The Club continued to prosper and there was a detailed account in the Cork Examiner on September 14 1961 entitled "A Sunday Outing With Baltimore Sailing Club" with pictures and text as follows:
" After a two hour sail to Castle Island seven miles from Baltimore, the big contingent of visitors settle down to enjoy a picnic. Later they explored the now uninhabited island. On the way back to Baltimore the wind dropped and the yachts were becalmed. All were taken in tow by motor launches and the convoys moved over a glassy sea en route to base at Baltimore where the teenagers of the club had a hot meal prepared.
Members and supporters of the Baltimore Sailing Club were photographed at the pier at Baltimore."
As the club continued to progres the teaching of young sailors commenced with the old IYA skill stages. Now, under the ISA Junior Sailing Scheme, as many as three, three week courses for levels 1 to 5 are held during the summer with a total of up to 120 young sailors passing each year. Many fully qualified instructors are required to train and supervise this great effort with lots of boats on the water each day.
The Mirror dinghy continues to be the principal training craft. However a one week Optimist Class training has also been held for the last 8 years. The main types of dinghy now racing regularly in the club are Mirrors, Lasers, Toppers, Optimists and Wayfarers.

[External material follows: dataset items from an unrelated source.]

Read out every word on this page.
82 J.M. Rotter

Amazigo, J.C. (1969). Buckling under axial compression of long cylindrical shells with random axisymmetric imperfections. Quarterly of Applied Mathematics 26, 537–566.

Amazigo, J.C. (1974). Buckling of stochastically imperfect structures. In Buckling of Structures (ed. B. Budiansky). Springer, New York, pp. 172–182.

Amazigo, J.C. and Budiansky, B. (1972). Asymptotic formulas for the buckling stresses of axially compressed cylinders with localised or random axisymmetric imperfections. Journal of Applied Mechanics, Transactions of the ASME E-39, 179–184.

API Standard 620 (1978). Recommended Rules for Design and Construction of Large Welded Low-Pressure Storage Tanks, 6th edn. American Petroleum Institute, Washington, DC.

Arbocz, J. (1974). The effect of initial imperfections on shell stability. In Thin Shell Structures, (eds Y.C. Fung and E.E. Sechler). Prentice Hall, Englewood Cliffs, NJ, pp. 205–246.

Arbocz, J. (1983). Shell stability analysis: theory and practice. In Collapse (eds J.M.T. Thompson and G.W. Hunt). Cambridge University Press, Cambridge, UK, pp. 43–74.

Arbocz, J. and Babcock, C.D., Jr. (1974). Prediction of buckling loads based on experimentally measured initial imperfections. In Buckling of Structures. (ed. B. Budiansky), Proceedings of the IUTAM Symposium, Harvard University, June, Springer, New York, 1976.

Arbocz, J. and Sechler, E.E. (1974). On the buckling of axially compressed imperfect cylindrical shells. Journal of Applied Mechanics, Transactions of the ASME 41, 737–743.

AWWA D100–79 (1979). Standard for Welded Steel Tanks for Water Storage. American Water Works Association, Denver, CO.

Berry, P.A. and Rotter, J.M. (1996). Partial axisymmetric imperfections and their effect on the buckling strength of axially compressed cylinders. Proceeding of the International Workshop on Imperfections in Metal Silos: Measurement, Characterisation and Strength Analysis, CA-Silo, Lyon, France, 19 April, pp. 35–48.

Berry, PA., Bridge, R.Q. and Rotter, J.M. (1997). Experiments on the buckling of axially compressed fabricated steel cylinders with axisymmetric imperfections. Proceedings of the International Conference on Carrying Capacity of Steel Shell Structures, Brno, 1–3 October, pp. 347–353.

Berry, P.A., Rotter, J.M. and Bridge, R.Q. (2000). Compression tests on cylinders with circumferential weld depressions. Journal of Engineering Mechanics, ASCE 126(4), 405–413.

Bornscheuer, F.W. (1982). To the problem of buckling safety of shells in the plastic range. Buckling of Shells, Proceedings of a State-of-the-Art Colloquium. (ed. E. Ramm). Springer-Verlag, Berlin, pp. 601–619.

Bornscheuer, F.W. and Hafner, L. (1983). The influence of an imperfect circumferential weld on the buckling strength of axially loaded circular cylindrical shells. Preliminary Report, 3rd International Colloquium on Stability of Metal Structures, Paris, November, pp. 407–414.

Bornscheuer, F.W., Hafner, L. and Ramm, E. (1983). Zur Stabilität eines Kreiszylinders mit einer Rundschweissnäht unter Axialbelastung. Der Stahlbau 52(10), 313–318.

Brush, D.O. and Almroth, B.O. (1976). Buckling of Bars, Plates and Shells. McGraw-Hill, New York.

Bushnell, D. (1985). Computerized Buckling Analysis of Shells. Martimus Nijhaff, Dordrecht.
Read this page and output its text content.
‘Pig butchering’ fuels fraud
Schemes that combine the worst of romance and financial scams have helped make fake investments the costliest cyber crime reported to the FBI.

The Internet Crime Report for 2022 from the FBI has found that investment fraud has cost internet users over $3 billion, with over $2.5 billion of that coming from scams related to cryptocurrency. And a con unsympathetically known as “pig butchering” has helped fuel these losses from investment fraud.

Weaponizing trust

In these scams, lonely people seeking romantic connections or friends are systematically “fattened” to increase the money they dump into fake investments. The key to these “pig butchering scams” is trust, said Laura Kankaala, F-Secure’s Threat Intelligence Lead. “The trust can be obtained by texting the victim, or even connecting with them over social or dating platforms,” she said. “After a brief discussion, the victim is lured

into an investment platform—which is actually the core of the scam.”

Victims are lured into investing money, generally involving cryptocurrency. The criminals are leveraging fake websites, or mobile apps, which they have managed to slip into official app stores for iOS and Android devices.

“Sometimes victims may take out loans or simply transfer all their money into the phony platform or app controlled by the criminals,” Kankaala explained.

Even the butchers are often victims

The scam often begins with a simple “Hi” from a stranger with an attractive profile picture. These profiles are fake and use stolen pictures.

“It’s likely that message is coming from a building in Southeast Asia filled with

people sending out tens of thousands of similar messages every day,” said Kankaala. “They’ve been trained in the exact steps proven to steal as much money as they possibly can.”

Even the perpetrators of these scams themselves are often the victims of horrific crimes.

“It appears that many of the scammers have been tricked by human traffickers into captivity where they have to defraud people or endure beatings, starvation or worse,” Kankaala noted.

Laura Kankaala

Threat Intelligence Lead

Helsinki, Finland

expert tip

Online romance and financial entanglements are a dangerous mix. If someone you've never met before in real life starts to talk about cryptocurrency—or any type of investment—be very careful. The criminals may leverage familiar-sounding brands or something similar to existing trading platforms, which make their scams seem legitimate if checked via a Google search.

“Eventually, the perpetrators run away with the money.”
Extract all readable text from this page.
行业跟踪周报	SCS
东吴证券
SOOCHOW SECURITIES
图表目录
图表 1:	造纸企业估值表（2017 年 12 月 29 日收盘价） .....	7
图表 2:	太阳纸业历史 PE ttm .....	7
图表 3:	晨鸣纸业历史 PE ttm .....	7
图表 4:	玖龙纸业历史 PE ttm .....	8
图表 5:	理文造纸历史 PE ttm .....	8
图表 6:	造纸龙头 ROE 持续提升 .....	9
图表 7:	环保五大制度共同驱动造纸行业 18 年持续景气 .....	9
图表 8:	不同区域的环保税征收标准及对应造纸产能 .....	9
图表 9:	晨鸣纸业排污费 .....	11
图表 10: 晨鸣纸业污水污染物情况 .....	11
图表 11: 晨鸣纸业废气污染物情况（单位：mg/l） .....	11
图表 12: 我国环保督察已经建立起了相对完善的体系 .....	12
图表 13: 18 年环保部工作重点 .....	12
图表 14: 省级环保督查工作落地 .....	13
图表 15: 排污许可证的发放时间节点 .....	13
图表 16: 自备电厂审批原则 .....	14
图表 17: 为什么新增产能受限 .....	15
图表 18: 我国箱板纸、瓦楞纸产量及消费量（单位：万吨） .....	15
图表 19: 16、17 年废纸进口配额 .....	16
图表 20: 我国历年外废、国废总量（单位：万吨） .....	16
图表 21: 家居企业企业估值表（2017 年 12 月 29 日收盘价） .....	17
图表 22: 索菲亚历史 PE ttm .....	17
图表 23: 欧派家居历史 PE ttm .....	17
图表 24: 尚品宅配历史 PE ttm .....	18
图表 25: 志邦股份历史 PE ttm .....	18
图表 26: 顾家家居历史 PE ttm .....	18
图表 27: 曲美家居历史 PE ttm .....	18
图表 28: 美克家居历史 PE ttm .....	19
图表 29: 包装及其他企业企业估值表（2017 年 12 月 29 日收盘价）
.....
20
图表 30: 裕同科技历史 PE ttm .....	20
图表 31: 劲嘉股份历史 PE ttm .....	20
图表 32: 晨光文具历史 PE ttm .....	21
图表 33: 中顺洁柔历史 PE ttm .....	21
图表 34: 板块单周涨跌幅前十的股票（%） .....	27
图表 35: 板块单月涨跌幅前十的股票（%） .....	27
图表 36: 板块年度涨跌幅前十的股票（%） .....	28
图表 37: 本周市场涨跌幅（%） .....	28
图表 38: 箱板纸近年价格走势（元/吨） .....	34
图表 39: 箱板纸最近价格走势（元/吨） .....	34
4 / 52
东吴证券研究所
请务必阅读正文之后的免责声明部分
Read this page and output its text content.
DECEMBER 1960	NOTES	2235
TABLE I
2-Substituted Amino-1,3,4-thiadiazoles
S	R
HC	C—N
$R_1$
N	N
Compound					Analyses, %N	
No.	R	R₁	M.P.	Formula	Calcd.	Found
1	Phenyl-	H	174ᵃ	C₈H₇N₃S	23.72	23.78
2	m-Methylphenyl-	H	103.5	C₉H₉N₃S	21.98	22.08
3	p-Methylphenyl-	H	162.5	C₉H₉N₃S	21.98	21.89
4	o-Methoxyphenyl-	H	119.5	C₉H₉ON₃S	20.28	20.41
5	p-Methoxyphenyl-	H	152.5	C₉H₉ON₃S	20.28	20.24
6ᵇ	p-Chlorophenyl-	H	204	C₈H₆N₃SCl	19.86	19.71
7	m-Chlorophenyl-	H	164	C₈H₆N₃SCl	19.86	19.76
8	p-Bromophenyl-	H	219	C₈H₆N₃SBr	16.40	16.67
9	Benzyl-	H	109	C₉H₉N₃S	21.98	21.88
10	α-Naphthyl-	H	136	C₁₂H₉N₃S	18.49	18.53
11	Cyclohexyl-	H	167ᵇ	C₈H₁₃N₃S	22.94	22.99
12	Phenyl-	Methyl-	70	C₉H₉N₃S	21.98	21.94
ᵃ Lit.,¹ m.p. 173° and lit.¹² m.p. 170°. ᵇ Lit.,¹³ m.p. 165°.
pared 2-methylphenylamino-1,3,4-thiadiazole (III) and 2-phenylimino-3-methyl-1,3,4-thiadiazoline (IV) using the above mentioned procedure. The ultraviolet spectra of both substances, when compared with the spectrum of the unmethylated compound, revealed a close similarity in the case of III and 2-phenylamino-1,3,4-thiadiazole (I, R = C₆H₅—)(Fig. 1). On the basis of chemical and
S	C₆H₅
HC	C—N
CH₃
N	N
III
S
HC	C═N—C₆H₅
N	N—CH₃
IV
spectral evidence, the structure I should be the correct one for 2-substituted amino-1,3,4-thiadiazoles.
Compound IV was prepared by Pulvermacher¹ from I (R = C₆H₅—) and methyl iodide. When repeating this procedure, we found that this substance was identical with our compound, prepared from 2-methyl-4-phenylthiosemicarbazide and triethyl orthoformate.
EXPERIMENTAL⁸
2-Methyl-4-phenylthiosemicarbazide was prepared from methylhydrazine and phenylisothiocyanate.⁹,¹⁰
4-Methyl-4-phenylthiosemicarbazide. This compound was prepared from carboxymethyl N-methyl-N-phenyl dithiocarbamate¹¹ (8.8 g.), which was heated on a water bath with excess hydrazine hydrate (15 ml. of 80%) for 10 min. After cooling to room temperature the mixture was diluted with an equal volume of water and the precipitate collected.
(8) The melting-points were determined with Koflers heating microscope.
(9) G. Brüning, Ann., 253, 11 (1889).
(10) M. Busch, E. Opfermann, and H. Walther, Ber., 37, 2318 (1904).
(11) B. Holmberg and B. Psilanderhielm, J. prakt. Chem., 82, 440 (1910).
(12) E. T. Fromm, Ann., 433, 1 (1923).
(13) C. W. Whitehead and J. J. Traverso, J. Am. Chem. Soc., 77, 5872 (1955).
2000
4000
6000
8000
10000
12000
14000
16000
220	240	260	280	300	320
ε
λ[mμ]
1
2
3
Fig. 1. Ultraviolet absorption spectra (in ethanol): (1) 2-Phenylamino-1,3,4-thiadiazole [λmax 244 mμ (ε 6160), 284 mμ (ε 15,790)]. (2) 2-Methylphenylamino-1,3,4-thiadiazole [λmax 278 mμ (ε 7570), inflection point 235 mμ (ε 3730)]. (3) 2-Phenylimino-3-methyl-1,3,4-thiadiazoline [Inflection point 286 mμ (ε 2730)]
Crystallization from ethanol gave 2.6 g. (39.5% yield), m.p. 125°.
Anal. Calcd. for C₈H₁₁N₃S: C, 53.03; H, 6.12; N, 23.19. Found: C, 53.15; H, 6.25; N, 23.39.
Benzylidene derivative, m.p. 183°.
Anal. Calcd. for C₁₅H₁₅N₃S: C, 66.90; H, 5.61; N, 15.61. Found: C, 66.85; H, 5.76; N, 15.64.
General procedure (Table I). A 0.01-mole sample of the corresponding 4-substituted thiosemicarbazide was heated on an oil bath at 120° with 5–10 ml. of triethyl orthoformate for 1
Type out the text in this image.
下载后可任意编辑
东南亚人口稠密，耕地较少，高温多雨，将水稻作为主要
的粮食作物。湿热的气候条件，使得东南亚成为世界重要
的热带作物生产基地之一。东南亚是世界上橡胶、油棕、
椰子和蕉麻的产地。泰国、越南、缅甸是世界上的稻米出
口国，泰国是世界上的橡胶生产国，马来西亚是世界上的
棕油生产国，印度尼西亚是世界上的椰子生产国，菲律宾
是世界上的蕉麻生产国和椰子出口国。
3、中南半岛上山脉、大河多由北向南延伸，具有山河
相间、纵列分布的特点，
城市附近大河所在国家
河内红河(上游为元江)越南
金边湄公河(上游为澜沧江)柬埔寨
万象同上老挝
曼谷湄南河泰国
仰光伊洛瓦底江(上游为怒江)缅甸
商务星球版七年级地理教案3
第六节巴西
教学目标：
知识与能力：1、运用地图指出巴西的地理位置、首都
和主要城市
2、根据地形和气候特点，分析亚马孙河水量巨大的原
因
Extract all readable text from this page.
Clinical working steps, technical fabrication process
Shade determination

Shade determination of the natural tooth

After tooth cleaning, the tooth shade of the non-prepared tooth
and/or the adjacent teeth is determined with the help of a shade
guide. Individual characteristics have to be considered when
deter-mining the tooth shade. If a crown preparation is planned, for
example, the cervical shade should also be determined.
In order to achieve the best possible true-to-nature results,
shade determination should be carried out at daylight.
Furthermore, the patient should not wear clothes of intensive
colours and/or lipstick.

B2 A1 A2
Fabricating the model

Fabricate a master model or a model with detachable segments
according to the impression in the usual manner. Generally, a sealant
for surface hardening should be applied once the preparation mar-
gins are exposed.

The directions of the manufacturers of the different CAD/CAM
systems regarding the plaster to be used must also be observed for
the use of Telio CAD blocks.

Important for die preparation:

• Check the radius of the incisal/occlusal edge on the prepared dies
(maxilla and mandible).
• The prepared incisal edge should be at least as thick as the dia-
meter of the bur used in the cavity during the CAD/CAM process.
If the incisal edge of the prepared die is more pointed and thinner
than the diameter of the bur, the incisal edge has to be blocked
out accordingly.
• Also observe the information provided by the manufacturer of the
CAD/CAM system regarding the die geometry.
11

The importance of Baltimore was emphasized when the Mirror Irish National Championships were held in the summers of 1998 and 1992 with 145 boats in the latter event. The principal organizer was Peter Murphy, the son of founding member Frank. Optimist events have had up to 60 boats participating and a regular Easter event is the Laser Southern Championship.Irish National 18 Championships were held in 1999.
Whilst Cruiser racing in the Harbour had long been a tradition in the club, a major change took place in 1979. That January Neil Hegarty, Joe Kennedy, Richard Perry and Brian Murphy O'Connor went to the London Boat show with their wives and each bought a new 28ft yacht called an Impala.
These yachts were the first cruiser class to arrive in Baltimore. Beagle, Rowena, Crescent Moon and Aeolus began racing each other in 1980 along with J24s and Puppeteers. The class has continued to be supported in Baltimore and this culminated in the Impala European Championship being held here in 1994 with 22 yachts participating in what continues to be described by Impala skippers as their best regatta ever!
The Impalas have since been joined by a class of Ruffians, five of which were built in Skinners yard at Baltimore.